Ma non è finita. Gli accordi europei prevedono interventi su più fronti. La Commissione europea ha sospeso il Patto di stabilità invitando i governi (la Von der Leyen si è rivolta esplicitamente al governo italiano) a fare tutto il deficit che serve. Senza limiti. Anche gli aiuti di Stato alle imprese saranno possibili. Inoltre i fondi europei per la realizzazione di programmi nei vari paesi se non spesi non dovranno essere restituiti al bilancio della Commissione, ma potranno essere utilizzati come vogliono i governi senza alcun vincolo. Per l’Italia si tratta di 11 miliardi. Non finisce qui però.

Per la prima volta si introduce uno strumento europeo di sostegno alla disoccupazione (Sure), sotto forma di prestiti agevolati dall’Ue agli stati membri. I prestiti saranno utilizzati per coprire i costi di istituzione o estensione di regimi nazionali di cassa integrazione. Poiché non vi sono dotazioni prestabilite sull’ammontare di prestito che i singoli stati potranno ricevere, si ha una parziale mutualizzazione di risorse comunitarie per circa 100 miliardi di euro. Proseguiamo.

La Bei (Banca Europea degli Investimenti) metterà in gioco 200 miliardi di prestiti alle imprese. Reperiti come?
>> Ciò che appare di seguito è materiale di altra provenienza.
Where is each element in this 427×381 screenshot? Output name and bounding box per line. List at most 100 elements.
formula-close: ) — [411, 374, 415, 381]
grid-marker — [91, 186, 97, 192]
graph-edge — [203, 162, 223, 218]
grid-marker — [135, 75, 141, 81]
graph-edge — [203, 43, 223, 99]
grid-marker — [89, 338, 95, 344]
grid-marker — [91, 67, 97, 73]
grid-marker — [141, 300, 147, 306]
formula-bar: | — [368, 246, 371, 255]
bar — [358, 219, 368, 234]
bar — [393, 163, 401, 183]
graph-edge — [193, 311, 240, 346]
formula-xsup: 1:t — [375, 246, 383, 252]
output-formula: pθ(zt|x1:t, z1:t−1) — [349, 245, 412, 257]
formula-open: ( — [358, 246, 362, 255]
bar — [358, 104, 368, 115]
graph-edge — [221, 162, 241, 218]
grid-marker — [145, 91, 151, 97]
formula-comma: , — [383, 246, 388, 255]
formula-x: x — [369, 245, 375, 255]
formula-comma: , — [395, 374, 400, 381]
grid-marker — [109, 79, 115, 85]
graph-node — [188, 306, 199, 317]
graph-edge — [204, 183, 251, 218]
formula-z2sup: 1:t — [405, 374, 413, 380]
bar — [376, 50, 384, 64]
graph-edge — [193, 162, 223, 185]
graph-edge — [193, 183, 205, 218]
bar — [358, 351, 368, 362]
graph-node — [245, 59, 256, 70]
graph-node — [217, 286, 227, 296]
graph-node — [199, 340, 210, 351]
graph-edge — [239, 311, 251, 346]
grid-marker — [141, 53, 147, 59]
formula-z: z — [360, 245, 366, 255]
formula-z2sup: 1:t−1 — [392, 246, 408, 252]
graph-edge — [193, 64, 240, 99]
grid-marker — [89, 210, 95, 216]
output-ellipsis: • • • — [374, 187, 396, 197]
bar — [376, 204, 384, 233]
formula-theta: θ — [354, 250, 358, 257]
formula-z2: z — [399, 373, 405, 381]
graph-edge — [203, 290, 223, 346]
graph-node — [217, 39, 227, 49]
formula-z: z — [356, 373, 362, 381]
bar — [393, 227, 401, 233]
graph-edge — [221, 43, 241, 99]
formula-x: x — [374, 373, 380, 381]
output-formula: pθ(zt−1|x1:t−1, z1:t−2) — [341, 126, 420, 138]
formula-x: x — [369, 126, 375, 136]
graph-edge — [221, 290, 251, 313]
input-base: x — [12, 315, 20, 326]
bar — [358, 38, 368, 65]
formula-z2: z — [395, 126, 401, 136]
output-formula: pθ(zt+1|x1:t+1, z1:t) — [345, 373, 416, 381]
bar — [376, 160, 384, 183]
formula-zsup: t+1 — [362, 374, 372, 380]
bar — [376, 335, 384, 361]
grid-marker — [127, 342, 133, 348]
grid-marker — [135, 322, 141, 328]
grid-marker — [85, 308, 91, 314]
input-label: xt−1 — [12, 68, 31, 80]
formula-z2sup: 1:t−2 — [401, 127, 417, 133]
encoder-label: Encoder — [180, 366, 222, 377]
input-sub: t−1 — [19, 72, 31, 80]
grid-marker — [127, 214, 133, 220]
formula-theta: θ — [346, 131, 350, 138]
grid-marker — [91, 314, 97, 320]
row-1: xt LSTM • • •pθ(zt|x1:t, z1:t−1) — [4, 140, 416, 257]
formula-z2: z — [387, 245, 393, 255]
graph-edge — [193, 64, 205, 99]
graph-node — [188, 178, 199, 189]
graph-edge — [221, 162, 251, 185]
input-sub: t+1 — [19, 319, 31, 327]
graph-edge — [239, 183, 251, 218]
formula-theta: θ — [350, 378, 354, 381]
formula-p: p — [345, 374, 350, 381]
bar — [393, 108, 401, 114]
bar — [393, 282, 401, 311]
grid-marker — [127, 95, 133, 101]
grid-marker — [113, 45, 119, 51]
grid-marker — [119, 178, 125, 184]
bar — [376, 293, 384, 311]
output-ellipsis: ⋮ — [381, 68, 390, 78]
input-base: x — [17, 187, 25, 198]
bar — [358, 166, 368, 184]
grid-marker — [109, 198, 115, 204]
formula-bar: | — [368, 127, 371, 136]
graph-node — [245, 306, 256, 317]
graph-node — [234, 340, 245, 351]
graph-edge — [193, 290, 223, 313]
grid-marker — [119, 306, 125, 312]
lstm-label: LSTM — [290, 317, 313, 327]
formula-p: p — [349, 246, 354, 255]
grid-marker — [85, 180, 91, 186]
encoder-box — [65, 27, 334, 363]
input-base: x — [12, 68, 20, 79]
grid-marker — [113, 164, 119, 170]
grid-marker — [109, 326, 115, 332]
Di nuovo con obbligazioni europee.

Infine c’è un accordo di massima per un piano di finanziamenti a lungo termine per la ricostruzione economica, un Recovery Plan pluriennale anch’esso realizzato con strumenti di finanziamento comune per un valore che potrebbe toccare i mille miliardi di euro. La sua definizione è demandata al prossimo Consiglio europeo, per il quale è bene ricordare che l’Italia era già riuscita a stabilire una piattaforma comune con altri otto stati europei tra i quali vi sono la Francia e la Spagna sulla base della quale si è svolto il precedente Consiglio europeo che ha poi portato all’accordo tra i ministri delle finanze.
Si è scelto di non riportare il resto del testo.